Controllable RL tuning enables rapid convergence, with tool call rates stabilizing around 25%, indicating efficient boundary formation.

Limitations are primarily the need for frequently updated tool indexes to capture niche or new releases. Production deployment bottlenecks include synchronous API latency, with ongoing work aimed at asynchronous and cached architectures. Extension to multimodal asset recommendation (including cover art or rich music embeddings) is flagged as immediate follow-up (Bi et al., 18 Dec 2025).

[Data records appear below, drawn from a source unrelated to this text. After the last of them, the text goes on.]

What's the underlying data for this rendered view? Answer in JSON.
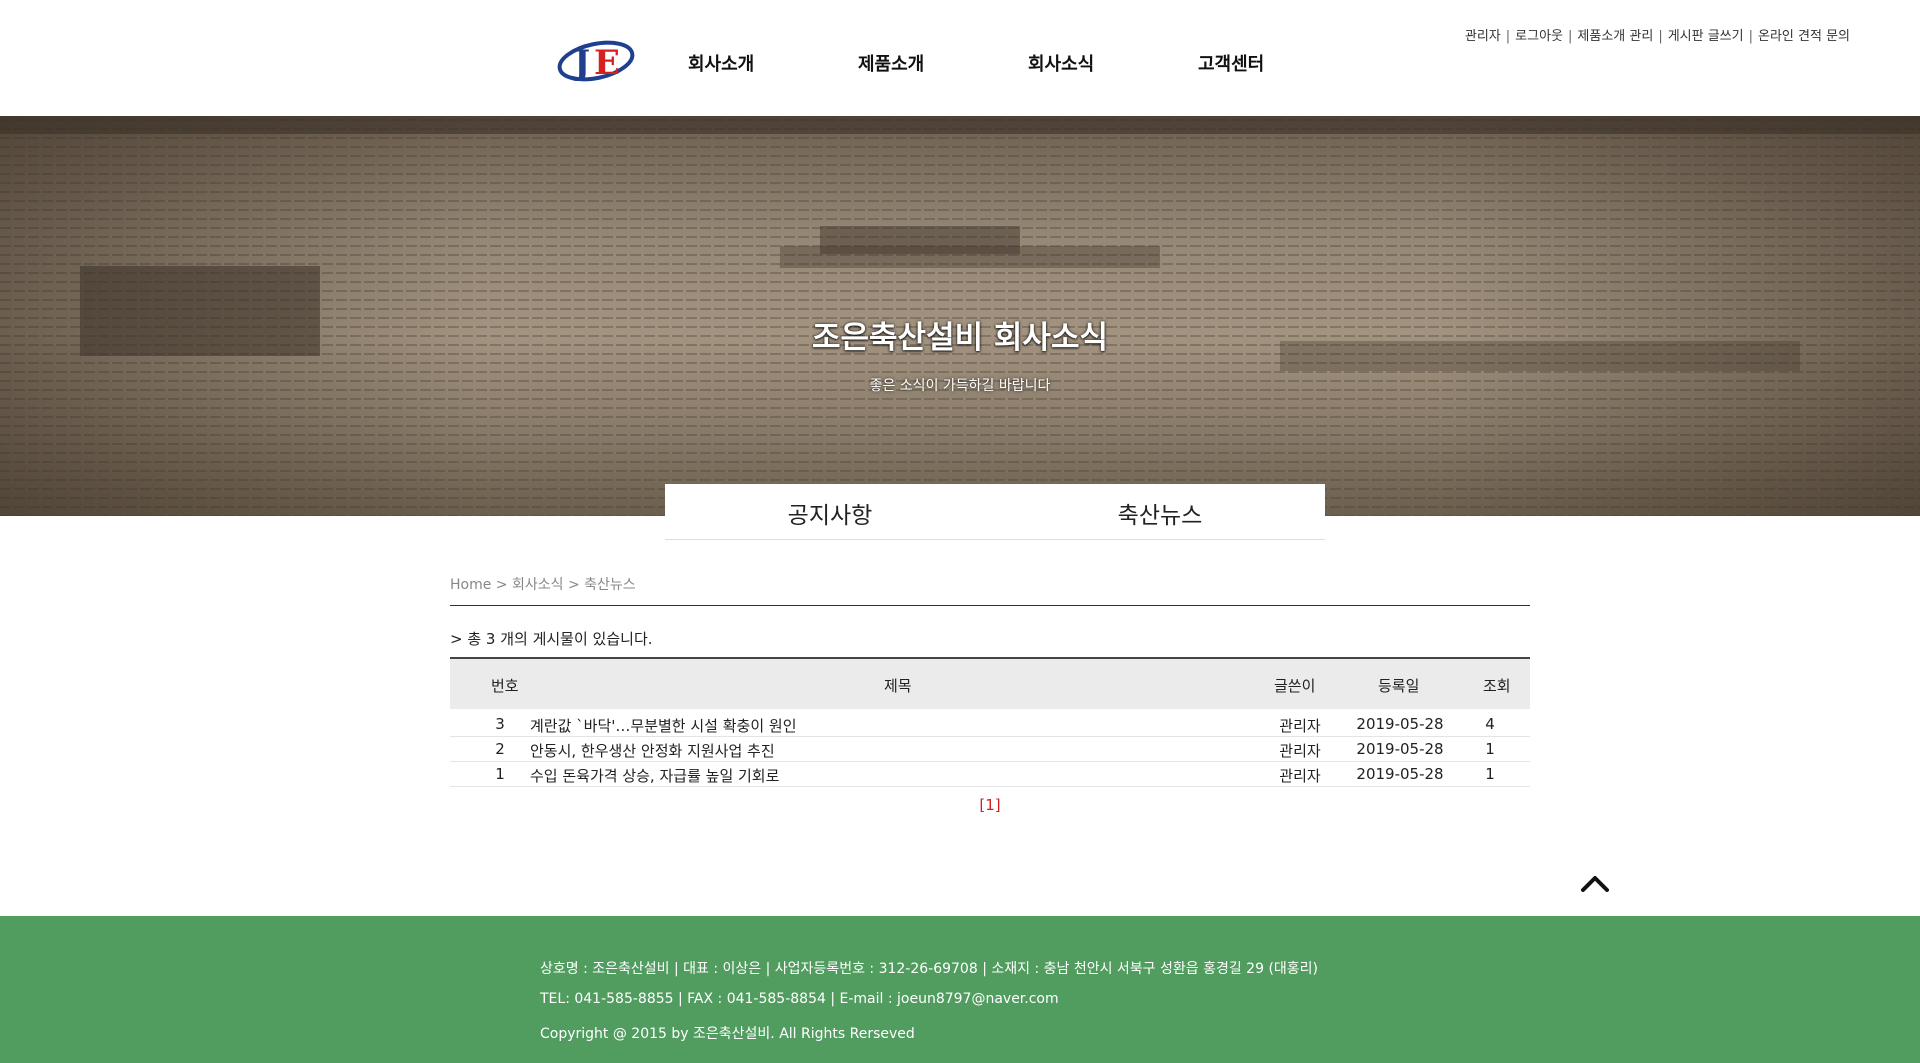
{
  "header": {
    "logo_text": "JE",
    "nav": [
      "회사소개",
      "제품소개",
      "회사소식",
      "고객센터"
    ],
    "util_links": [
      "관리자",
      "로그아웃",
      "제품소개 관리",
      "게시판 글쓰기",
      "온라인 견적 문의"
    ]
  },
  "hero": {
    "title": "조은축산설비 회사소식",
    "subtitle": "좋은 소식이 가득하길 바랍니다"
  },
  "subtabs": [
    "공지사항",
    "축산뉴스"
  ],
  "breadcrumb": "Home > 회사소식 > 축산뉴스",
  "board": {
    "total_text": "> 총 3 개의 게시물이 있습니다.",
    "headers": {
      "num": "번호",
      "title": "제목",
      "author": "글쓴이",
      "date": "등록일",
      "views": "조회"
    },
    "rows": [
      {
        "num": "3",
        "title": "계란값 `바닥'…무분별한 시설 확충이 원인",
        "author": "관리자",
        "date": "2019-05-28",
        "views": "4"
      },
      {
        "num": "2",
        "title": "안동시, 한우생산 안정화 지원사업 추진",
        "author": "관리자",
        "date": "2019-05-28",
        "views": "1"
      },
      {
        "num": "1",
        "title": "수입 돈육가격 상승, 자급률 높일 기회로",
        "author": "관리자",
        "date": "2019-05-28",
        "views": "1"
      }
    ],
    "paging": "[1]"
  },
  "footer": {
    "line1": "상호명 : 조은축산설비 | 대표 : 이상은 | 사업자등록번호 : 312-26-69708 | 소재지 : 충남 천안시 서북구 성환읍 홍경길 29 (대홍리)",
    "line2": "TEL: 041-585-8855 | FAX : 041-585-8854 | E-mail : joeun8797@naver.com",
    "line3": "Copyright @ 2015 by 조은축산설비. All Rights Rerseved"
  },
  "colors": {
    "footer_bg": "#519c5f",
    "paging_active": "#d42020",
    "logo_blue": "#1f3f8f",
    "logo_red": "#d42020"
  },
  "icons": {
    "logo": "je-logo",
    "to_top": "chevron-up-icon"
  }
}
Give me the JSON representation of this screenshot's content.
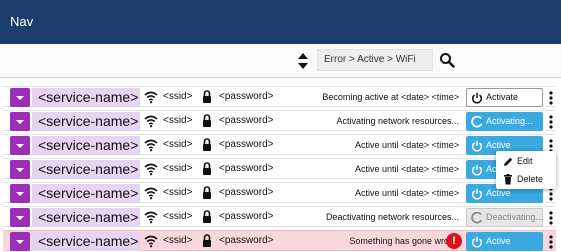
{
  "nav": {
    "title": "Nav"
  },
  "toolbar": {
    "filter_text": "Error > Active > WiFi"
  },
  "rows": [
    {
      "name": "<service-name>",
      "ssid": "<ssid>",
      "password": "<password>",
      "status": "Becoming active at <date> <time>",
      "action": "Activate",
      "action_style": "outline"
    },
    {
      "name": "<service-name>",
      "ssid": "<ssid>",
      "password": "<password>",
      "status": "Activating network resources...",
      "action": "Activating...",
      "action_style": "blue-loading"
    },
    {
      "name": "<service-name>",
      "ssid": "<ssid>",
      "password": "<password>",
      "status": "Active until <date> <time>",
      "action": "Active",
      "action_style": "blue"
    },
    {
      "name": "<service-name>",
      "ssid": "<ssid>",
      "password": "<password>",
      "status": "Active until <date> <time>",
      "action": "Active",
      "action_style": "blue"
    },
    {
      "name": "<service-name>",
      "ssid": "<ssid>",
      "password": "<password>",
      "status": "Active until <date> <time>",
      "action": "Active",
      "action_style": "blue"
    },
    {
      "name": "<service-name>",
      "ssid": "<ssid>",
      "password": "<password>",
      "status": "Deactivating network resources...",
      "action": "Deactivating...",
      "action_style": "gray-loading"
    },
    {
      "name": "<service-name>",
      "ssid": "<ssid>",
      "password": "<password>",
      "status": "Something has gone wrong",
      "action": "Active",
      "action_style": "blue",
      "error": true
    }
  ],
  "context_menu": {
    "edit_label": "Edit",
    "delete_label": "Delete"
  },
  "colors": {
    "navbar": "#1a3d6d",
    "accent_purple": "#9b2fb9",
    "name_bg": "#e6d3f0",
    "active_blue": "#3aa9e0",
    "error_bg": "#f8d7dc",
    "error_red": "#d7151b"
  },
  "icons": {
    "sort": "sort-icon",
    "search": "search-icon",
    "wifi": "wifi-icon",
    "lock": "lock-icon",
    "power": "power-icon",
    "spinner": "spinner-icon",
    "kebab": "kebab-icon",
    "error": "error-icon",
    "edit": "pencil-icon",
    "delete": "trash-icon"
  }
}
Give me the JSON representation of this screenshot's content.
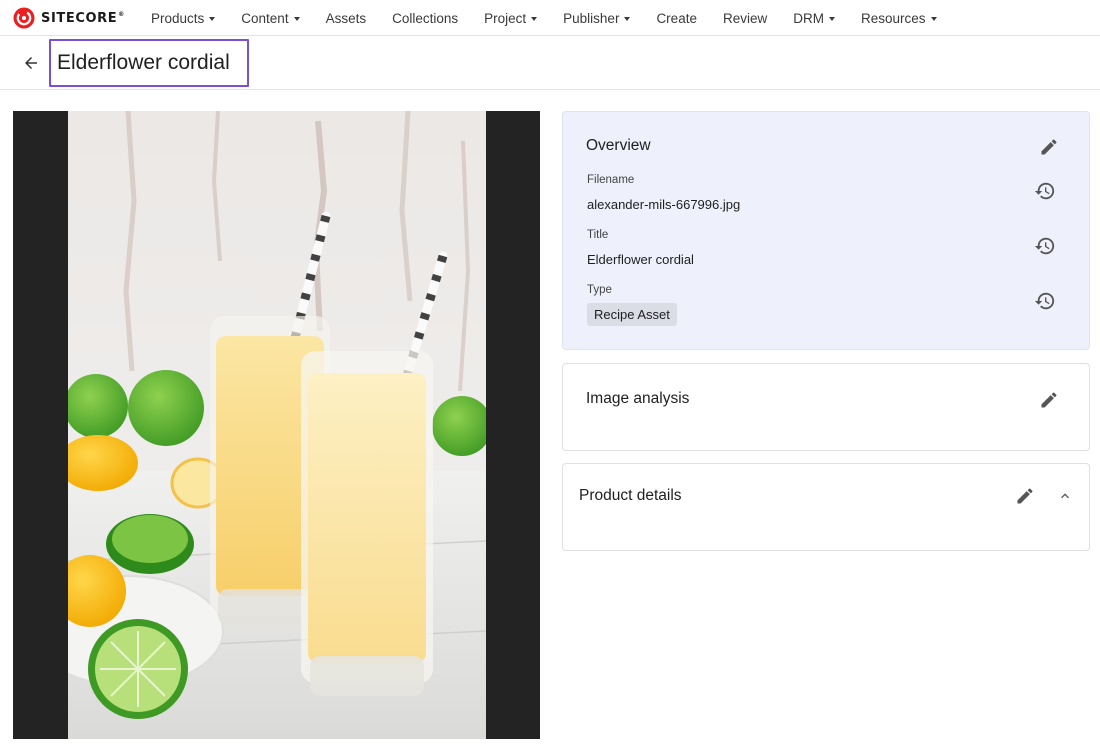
{
  "brand": {
    "name": "SITECORE",
    "accent_color": "#eb1f1f"
  },
  "nav": {
    "items": [
      {
        "label": "Products",
        "has_dropdown": true
      },
      {
        "label": "Content",
        "has_dropdown": true
      },
      {
        "label": "Assets",
        "has_dropdown": false
      },
      {
        "label": "Collections",
        "has_dropdown": false
      },
      {
        "label": "Project",
        "has_dropdown": true
      },
      {
        "label": "Publisher",
        "has_dropdown": true
      },
      {
        "label": "Create",
        "has_dropdown": false
      },
      {
        "label": "Review",
        "has_dropdown": false
      },
      {
        "label": "DRM",
        "has_dropdown": true
      },
      {
        "label": "Resources",
        "has_dropdown": true
      }
    ]
  },
  "page": {
    "title": "Elderflower cordial",
    "highlight_color": "#7b4fd6",
    "back_icon": "arrow-left-icon"
  },
  "overview": {
    "title": "Overview",
    "background_color": "#eef0fb",
    "fields": [
      {
        "label": "Filename",
        "value": "alexander-mils-667996.jpg"
      },
      {
        "label": "Title",
        "value": "Elderflower cordial"
      },
      {
        "label": "Type",
        "value": "Recipe Asset"
      }
    ],
    "edit_icon": "pencil-icon",
    "history_icon": "history-icon"
  },
  "image_analysis": {
    "title": "Image analysis",
    "edit_icon": "pencil-icon"
  },
  "product_details": {
    "title": "Product details",
    "edit_icon": "pencil-icon",
    "collapse_icon": "chevron-up-icon"
  }
}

7. Relationship to Prior Agentic Music Systems

WeMusic-Agent-M1’s design draws conceptual lineage from earlier LLM-powered task orchestration frameworks in music, such as MusicAgent (Yu et al., 2023), which introduced autonomous workflows for music understanding and tool coordination but did not combine internalized expert knowledge with selective tool invocation. Key advances in WeMusic-Agent-M1 relative to its forebears are:

Deeply specialized music pretraining at massive scale (50B tokens).
Learned, RL-finetuned agentic boundary gating for context-sensitive tool calling.
Comprehensive, real-world dialog benchmark (WeMusic-Bench) tailored for conversational music recommendation.
Demonstrated state-of-the-art metrics across relevance, personalization, and diversity in Chinese-language conversational settings.

This suggests that hybrid, boundary-aware agentic LLMs can deliver step-change improvements for domain-specific CRS tasks, justifying further investment in both domain-adaptive pretraining and fine-grained agentic control protocols (Bi et al., 18 Dec 2025, Yu et al., 2023).